In many cases, taxpayers, retirees, beneficiaries and even pension board members responsible for oversight cannot fully see how much is being paid to Wall Street, how investments are being valued or whether the returns truly justify the risks being taken with retirement security.

Meanwhile, pension systems across the country continue to struggle with massive unfunded liabilities that place growing pressure on local governments, school districts and public services.

Supporters of SB 1319 argue that public pension investments should not be exempt from basic standards of transparency simply because they involve private market firms. Public employees and taxpayers deserve to know whether these complex investments are truly benefiting retirement systems or primarily enriching Wall Street managers through high fees and hidden arrangements.

Transparency is not anti-pension. Transparency is pro-accountability.

When pension systems resist independent audits, oppose oversight or fight disclosure requirements, they undermine confidence in the very institutions retirees depend upon. Public trust cannot survive indefinitely behind confidential agreements and redacted documents.

During my time on the Board of California Public Employees’ Retirement System, I saw firsthand how impossible it was to obtain clear answers about investment risks, private market practices, valuations and fee structures. Too often, legitimate oversight questions were treated as inconveniences rather than obligations owed to retirees and taxpayers.

That culture must change.

SB 1319 represents an important step toward restoring transparency and accountability to public pension investing. Californians should support reforms that bring sunlight to how retirement dollars are managed, how much Wall Street is being paid and whether these investments are truly serving the long-term interests of retirees and taxpayers.

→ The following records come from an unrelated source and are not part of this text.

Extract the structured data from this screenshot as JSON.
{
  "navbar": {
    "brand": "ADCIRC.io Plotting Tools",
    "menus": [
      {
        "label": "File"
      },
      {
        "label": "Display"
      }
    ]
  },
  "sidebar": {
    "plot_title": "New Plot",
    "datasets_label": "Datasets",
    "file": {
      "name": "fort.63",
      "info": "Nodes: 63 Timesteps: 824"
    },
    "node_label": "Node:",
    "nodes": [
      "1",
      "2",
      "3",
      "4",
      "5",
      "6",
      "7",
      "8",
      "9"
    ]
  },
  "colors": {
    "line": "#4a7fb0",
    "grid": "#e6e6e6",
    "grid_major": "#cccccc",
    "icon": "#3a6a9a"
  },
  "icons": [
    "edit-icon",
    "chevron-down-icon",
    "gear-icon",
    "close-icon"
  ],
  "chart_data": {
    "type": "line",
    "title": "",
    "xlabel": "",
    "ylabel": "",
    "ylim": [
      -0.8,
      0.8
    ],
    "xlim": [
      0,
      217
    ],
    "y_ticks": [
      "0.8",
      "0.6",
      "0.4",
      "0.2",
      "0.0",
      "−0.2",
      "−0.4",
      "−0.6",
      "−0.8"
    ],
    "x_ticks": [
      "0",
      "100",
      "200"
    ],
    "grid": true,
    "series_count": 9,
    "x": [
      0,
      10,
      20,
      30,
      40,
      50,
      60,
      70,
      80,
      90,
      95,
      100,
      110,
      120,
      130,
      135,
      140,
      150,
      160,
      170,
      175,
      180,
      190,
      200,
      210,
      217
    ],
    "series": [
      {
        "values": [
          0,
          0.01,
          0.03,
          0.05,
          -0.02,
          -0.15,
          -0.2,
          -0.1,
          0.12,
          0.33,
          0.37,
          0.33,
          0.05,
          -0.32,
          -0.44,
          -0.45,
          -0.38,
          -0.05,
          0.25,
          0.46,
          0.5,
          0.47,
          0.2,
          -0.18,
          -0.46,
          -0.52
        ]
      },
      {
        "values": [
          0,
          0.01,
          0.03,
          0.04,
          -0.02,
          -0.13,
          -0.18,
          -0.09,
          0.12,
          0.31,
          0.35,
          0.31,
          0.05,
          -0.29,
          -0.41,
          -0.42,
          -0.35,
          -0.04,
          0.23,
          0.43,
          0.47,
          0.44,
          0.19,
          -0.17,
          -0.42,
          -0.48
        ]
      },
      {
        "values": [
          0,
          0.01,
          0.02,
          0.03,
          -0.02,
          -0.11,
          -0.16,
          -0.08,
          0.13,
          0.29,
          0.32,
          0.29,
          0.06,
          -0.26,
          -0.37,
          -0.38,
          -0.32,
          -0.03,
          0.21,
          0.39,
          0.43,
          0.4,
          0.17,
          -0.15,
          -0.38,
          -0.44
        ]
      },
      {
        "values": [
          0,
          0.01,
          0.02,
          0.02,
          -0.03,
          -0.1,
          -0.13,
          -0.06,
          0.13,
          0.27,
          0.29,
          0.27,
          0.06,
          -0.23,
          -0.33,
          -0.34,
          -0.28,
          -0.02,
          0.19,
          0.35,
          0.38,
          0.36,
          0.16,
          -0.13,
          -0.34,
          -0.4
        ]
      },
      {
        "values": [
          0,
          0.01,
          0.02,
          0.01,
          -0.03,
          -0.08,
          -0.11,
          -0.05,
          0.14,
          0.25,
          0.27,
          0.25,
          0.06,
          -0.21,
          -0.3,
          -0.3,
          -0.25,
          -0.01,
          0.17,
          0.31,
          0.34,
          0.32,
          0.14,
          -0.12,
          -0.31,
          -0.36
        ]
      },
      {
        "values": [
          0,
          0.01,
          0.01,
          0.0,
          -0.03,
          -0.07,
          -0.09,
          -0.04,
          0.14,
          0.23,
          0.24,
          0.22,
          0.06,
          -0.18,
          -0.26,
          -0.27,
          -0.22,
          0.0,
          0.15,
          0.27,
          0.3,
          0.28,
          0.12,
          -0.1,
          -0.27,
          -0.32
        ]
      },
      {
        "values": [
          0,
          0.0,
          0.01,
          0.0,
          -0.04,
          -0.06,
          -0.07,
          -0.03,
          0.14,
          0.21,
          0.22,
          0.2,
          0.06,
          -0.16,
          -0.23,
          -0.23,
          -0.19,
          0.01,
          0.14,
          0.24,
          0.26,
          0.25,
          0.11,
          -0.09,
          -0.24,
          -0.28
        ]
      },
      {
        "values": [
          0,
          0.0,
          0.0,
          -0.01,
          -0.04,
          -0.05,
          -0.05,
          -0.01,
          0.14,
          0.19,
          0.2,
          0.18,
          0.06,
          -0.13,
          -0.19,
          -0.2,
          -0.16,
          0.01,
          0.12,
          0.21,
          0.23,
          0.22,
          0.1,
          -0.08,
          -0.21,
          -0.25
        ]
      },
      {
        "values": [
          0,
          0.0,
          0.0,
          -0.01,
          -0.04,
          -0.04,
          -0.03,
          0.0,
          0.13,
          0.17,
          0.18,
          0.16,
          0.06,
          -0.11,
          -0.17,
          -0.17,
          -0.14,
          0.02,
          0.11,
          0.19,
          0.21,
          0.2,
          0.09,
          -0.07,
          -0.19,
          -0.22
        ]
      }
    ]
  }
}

The concern is broader than just investment returns. It is about transparency, risk, valuation practices, fees and whether pension boards, retirees and taxpayers have enough information to properly evaluate these investments.

Supporters of private equity often point to strong historical returns, but the full picture cannot be independently verified because private market assets are not priced openly like public stocks. Questions have also been raised nationally about valuation practices, benchmarking methods and the true impact of layered fees and carried interest on long-term performance.

In many cases, pension board members themselves face challenges obtaining complete information needed for meaningful oversight. SB 1319 is designed to help ensure that pension fiduciaries and the public can better assess whether these investments are appropriately balancing risk, return, cost and long-term retirement security.

Opponents of SB 1319 argue that private equity firms rely on confidentiality to protect proprietary investment strategies and that additional disclosure requirements could limit access to certain private market investment opportunities. However, SB 1319 does not require disclosure of trade secrets or proprietary deal-making strategies.

Opponents often claim that requiring greater transparency could scare private equity firms away from taking public pension money. That argument is absurd. Wall Street is not going to walk away from hundreds of billions of dollars in pension assets simply because taxpayers, labor and retirees want to know how much is being paid in fees, how investments are being valued and whether the returns justify the risks.

Public trust cannot depend on “just trust us.” When billions of public dollars are involved, transparency is not unreasonable, it is essential.

Margaret Brown is the state president of the Retired Public Employees’ Association of California.